I don't know how much of that is the segmentation and how much is the recon_surf pipeline. Can you attach the log files? There could be two things: first, segmentation on the CPU is really slow with our large network. It is really designed for the GPU, so switching to GPU could speed up things (maybe by up to one hour). The rest however is still too slow. This could be due to image quality, or different acquisition protocol, leading to many topological errors in the surface reconstruction which takes most of the time to correct. But we would know more, when seeing the log files. They should be in the subject directory under scripts.

Mtay316 commented 3 years ago

Thanks for your reply. The quality of my T1-W image is all fine. It s been taken by 3T SIGNA GE machine, 64ch head coils.
Dimensions: 512 x 512 x 300 Voxel size: 0.4297 x 0.4297 x 0.5

I am attaching the log files.

mri_nu_correct.mni.log recon-surf.log recon-all-status.log recon-all.log pctsurfcon.log ponscc.cut.log deep-seg.log

m-reuter commented 3 years ago

Oh, that probably explains it. The pipeline is for 1mm images, it also worked on HCP data downsampled to 1mm but your images are very different. Still if the output looks good it may be worth waiting for it. Will take a look at the logs tomorrow.

m-reuter commented 3 years ago

I finally looked at the log and nothing pops out immediately, yet the topology fixer and the spherical registration take 0.5 h each , for each hemisphere, so that is already 2h. You can try the --parallel flag to run surfaces in parallel instead of sequentially to speed things up more. You wrote you use --parallel above, but the logfile shows that you did not in this case.
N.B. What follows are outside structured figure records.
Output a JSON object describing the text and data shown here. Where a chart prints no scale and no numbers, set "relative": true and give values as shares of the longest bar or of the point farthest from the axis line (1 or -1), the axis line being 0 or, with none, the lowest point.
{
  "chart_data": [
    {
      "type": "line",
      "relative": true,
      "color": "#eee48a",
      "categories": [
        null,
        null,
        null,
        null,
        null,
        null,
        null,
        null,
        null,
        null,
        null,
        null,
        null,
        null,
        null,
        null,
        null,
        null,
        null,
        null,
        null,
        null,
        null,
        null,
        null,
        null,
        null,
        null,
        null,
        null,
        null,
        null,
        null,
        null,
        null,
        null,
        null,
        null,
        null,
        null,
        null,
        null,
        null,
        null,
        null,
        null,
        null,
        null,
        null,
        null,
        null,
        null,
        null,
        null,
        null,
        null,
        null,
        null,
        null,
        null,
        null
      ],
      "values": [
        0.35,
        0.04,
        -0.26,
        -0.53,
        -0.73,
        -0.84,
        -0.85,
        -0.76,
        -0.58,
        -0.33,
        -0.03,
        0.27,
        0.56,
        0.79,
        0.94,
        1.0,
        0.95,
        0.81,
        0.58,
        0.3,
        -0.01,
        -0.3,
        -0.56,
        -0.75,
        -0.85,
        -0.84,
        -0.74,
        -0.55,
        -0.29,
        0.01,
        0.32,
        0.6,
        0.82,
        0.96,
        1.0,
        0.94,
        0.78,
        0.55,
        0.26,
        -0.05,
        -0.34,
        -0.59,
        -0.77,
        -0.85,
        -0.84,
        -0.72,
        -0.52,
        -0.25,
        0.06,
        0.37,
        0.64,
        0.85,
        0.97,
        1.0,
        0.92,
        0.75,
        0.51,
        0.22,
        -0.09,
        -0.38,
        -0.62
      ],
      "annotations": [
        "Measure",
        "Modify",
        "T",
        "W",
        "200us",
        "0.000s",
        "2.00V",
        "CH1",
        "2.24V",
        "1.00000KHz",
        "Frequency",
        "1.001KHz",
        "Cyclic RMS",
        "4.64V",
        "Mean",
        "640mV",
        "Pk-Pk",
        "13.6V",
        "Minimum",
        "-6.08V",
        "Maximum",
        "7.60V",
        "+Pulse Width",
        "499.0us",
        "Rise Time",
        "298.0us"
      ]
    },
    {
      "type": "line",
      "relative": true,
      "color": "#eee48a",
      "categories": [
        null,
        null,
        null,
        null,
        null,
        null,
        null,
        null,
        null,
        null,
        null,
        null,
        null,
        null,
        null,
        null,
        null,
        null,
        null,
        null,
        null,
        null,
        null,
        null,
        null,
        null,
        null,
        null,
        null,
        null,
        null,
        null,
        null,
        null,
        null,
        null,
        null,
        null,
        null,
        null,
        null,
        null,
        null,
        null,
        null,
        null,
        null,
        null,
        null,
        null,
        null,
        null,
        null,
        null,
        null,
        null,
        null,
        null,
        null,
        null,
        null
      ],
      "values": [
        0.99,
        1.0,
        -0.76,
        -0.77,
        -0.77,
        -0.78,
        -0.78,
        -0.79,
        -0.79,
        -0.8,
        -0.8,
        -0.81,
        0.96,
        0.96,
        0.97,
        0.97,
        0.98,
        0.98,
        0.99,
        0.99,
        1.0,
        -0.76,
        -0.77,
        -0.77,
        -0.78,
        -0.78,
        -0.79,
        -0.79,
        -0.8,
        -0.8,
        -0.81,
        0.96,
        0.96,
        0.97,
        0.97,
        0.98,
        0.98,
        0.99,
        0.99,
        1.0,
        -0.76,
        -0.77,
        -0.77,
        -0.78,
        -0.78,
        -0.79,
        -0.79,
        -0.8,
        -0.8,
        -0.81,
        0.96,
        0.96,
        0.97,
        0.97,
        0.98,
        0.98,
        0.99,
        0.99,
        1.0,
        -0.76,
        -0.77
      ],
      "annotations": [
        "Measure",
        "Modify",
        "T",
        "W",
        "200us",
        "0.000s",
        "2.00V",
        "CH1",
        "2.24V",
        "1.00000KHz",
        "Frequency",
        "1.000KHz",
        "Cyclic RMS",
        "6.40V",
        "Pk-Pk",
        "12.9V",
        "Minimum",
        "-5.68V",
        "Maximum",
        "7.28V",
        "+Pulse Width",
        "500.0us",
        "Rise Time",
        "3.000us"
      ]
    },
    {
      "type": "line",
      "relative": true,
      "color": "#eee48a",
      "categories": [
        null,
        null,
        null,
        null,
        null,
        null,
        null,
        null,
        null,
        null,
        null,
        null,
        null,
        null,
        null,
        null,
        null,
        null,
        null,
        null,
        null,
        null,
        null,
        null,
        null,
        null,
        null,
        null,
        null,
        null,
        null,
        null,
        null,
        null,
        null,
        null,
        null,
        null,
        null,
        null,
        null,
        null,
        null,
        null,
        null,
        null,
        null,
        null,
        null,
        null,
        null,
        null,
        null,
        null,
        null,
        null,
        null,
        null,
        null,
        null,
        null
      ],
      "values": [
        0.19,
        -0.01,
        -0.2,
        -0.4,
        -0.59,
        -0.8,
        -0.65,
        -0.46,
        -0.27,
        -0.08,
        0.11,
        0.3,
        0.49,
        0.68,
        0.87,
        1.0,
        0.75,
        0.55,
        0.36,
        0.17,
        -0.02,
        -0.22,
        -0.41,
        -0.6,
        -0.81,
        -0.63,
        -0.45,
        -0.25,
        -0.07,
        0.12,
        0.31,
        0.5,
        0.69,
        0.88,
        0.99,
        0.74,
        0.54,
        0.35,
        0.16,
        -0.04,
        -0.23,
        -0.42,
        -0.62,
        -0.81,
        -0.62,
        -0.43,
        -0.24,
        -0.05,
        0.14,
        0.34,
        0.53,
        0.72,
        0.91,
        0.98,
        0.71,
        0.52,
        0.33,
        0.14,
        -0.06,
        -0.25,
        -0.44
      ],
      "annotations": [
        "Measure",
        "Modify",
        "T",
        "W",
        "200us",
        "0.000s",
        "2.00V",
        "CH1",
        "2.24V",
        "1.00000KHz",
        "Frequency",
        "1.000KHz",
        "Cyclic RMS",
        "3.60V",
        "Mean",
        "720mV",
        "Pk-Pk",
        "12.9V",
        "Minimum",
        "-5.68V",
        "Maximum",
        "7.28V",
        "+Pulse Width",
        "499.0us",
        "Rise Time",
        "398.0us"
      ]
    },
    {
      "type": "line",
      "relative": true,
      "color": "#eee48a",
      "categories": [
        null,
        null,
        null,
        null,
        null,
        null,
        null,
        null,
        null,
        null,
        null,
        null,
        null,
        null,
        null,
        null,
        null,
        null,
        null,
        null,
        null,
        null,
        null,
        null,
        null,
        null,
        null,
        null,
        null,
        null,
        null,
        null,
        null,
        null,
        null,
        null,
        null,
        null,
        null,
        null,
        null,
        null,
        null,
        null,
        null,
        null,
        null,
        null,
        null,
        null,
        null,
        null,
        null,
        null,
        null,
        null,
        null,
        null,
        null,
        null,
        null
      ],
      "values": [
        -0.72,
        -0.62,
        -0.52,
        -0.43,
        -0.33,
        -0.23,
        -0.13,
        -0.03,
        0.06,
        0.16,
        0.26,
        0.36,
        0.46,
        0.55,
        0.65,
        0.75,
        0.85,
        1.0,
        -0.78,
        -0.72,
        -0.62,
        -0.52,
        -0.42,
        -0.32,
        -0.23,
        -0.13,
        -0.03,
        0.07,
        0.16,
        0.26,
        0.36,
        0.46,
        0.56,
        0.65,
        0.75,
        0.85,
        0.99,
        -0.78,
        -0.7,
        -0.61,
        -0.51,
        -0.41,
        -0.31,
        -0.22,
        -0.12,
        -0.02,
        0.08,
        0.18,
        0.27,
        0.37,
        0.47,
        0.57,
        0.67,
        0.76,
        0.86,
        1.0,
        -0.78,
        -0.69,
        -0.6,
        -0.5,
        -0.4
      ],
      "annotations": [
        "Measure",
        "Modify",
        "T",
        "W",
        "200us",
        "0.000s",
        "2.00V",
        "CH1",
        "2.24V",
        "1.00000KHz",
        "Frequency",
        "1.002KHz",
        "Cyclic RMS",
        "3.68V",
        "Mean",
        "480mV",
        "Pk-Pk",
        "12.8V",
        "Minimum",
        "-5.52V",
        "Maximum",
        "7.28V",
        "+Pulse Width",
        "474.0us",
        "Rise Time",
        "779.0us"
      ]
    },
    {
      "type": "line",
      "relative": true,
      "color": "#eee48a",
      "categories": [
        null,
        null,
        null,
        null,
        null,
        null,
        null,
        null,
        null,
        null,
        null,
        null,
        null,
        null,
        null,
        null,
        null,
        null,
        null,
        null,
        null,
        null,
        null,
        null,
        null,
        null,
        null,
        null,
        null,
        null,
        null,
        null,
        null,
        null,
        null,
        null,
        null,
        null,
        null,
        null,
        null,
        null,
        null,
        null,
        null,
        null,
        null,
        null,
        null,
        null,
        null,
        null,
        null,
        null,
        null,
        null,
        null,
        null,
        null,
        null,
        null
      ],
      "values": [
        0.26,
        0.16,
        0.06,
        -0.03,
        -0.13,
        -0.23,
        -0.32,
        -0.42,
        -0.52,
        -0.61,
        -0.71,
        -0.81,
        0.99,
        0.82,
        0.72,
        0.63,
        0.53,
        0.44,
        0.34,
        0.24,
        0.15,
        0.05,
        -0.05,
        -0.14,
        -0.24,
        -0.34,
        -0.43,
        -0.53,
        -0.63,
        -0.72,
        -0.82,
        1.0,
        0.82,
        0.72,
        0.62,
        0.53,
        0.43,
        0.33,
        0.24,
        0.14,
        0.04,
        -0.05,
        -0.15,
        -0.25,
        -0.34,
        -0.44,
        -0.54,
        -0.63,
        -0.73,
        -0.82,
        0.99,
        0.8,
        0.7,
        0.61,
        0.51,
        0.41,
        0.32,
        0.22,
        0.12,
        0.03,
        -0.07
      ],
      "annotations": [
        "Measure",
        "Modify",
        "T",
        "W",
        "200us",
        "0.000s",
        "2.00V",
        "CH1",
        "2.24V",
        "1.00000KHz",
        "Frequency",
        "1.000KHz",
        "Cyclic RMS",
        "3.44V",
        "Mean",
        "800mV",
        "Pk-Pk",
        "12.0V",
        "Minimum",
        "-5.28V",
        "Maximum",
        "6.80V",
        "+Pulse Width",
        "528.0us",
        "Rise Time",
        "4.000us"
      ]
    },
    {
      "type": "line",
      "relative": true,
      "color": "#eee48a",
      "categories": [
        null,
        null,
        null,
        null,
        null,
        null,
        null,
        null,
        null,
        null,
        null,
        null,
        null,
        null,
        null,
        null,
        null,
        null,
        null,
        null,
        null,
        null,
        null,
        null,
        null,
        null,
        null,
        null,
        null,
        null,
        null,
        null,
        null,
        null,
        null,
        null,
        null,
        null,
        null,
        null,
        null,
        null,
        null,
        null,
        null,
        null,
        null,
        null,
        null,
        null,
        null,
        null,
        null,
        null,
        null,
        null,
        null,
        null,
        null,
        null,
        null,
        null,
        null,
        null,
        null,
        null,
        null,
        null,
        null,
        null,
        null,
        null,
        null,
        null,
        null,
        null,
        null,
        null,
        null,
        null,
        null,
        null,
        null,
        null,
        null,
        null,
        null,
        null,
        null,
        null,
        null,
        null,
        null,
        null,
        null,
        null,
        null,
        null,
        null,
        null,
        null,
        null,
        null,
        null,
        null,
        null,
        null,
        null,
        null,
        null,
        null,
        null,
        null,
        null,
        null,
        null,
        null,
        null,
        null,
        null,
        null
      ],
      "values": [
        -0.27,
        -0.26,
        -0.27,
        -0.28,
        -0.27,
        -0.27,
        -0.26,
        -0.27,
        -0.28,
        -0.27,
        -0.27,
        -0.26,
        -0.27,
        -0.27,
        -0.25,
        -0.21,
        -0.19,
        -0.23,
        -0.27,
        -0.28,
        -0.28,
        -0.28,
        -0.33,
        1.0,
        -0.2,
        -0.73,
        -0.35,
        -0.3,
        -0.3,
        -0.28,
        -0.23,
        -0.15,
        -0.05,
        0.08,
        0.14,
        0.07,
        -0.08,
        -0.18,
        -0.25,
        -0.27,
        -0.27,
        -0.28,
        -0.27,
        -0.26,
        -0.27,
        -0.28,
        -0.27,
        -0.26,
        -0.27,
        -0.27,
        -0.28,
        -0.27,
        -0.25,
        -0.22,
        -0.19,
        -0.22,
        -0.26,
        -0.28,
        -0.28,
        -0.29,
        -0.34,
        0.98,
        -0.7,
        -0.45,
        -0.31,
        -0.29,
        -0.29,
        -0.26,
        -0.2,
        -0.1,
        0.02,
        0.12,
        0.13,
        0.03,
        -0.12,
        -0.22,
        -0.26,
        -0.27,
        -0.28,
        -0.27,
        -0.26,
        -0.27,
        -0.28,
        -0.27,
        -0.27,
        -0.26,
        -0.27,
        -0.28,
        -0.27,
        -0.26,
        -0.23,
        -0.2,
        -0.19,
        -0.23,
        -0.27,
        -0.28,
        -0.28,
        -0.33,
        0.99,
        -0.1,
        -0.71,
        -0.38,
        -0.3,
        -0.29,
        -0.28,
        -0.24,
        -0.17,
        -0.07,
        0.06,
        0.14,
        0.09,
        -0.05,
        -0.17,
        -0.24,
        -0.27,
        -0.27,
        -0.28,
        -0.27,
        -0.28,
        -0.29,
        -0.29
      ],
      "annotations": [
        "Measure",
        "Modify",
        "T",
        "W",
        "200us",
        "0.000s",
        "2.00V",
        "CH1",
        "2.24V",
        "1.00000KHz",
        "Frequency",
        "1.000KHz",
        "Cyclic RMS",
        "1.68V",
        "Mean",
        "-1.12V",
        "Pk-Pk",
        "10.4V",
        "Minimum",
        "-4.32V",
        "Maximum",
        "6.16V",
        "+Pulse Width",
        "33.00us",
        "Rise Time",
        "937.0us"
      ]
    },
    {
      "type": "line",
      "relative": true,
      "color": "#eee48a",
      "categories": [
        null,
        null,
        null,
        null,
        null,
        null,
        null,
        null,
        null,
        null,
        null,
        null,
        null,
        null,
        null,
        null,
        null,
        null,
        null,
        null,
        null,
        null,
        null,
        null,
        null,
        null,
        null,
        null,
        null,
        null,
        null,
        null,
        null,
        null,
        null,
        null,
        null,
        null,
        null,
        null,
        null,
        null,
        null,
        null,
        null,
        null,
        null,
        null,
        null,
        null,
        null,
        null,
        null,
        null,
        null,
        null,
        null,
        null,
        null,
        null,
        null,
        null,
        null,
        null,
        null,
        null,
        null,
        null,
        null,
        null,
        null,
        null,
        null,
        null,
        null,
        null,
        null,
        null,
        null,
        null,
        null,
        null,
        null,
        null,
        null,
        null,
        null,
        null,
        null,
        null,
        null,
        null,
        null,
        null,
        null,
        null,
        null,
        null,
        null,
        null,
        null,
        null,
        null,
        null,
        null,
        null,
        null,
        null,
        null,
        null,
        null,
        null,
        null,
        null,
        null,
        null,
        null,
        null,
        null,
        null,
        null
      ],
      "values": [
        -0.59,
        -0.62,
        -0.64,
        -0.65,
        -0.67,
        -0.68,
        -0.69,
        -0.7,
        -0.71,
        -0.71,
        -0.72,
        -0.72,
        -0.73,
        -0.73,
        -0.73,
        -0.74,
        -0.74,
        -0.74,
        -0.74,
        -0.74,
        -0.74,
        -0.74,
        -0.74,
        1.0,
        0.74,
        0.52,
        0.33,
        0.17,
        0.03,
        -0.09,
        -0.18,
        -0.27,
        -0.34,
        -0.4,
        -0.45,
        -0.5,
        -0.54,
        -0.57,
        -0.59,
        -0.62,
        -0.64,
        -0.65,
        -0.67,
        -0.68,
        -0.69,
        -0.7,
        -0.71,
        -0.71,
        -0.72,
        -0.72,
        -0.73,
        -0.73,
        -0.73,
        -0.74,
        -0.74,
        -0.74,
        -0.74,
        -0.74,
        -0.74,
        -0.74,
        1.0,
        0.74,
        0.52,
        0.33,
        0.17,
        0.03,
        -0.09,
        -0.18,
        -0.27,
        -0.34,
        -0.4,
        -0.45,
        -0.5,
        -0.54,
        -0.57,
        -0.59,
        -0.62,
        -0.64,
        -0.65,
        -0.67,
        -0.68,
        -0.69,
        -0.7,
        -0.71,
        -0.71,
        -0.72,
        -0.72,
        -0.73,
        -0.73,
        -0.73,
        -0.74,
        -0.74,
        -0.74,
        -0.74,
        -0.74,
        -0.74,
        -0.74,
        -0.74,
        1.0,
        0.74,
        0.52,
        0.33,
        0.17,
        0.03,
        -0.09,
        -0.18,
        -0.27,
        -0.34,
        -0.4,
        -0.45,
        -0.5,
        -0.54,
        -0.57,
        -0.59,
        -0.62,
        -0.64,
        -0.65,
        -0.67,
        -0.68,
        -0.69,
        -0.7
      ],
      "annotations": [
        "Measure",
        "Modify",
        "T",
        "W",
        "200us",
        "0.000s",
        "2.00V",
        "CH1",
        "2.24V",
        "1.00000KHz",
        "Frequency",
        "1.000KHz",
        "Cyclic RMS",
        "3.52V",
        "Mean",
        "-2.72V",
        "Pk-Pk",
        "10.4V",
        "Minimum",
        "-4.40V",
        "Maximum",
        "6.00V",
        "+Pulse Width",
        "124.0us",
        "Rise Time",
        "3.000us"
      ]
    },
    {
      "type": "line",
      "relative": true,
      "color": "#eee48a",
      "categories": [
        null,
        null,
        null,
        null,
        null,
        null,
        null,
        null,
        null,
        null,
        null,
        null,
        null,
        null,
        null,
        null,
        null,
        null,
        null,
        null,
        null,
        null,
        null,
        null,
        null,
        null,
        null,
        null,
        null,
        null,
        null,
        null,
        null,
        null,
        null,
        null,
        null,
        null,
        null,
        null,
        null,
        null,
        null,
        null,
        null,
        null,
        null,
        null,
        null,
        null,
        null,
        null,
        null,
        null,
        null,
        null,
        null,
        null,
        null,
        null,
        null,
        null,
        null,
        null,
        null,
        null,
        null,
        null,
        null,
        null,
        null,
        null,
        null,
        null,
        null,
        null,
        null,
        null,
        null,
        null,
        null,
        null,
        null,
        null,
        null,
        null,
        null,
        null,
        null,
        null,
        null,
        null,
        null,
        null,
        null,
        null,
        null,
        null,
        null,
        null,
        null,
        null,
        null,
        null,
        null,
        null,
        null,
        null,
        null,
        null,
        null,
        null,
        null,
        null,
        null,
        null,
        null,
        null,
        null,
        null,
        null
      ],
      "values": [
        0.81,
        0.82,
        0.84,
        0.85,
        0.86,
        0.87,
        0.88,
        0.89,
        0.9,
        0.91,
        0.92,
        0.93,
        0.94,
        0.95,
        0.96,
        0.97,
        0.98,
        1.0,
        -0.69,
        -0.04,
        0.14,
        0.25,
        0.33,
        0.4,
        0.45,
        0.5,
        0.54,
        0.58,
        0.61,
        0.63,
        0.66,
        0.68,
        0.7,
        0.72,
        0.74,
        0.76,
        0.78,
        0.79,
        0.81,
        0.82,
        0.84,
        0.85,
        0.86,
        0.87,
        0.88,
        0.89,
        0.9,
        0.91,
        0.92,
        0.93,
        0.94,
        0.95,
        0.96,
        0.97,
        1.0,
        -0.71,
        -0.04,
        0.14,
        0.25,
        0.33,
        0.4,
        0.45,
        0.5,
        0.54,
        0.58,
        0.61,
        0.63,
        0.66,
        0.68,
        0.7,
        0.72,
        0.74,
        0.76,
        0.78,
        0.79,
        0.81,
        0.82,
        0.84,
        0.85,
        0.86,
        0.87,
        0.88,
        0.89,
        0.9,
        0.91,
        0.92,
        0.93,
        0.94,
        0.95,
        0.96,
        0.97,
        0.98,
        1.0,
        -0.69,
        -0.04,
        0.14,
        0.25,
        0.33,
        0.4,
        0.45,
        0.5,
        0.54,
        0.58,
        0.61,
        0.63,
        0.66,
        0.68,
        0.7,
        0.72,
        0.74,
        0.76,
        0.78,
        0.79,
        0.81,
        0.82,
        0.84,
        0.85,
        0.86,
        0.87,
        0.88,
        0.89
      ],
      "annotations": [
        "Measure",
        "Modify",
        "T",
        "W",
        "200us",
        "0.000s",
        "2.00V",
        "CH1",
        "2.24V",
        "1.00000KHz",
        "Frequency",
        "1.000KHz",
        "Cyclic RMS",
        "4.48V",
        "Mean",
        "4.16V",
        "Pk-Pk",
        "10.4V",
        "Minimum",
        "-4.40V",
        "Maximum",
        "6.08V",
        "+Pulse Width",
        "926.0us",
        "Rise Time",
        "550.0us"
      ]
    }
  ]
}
zswgzx commented 3 years ago

About the parallel option, even if --parallel was used, I noticed that it still took a Ubuntu gpu VM on Azure ~2hrs to complete. Is there any other pre-requisite packages needed for this, if I understand the latest comment right? I also used --threads=[total cpu cores]. Thanks.

m-reuter commented 3 years ago

The first stage (image segmentation with CNN) on GPU takes only a minute. So the majority of the time gets used in the recon-surf pipeline. And that depends a lot on CPU speed, available cores, and quality of the images. So it is hard to tell why this still takes 2h. There is no need to install additional packages.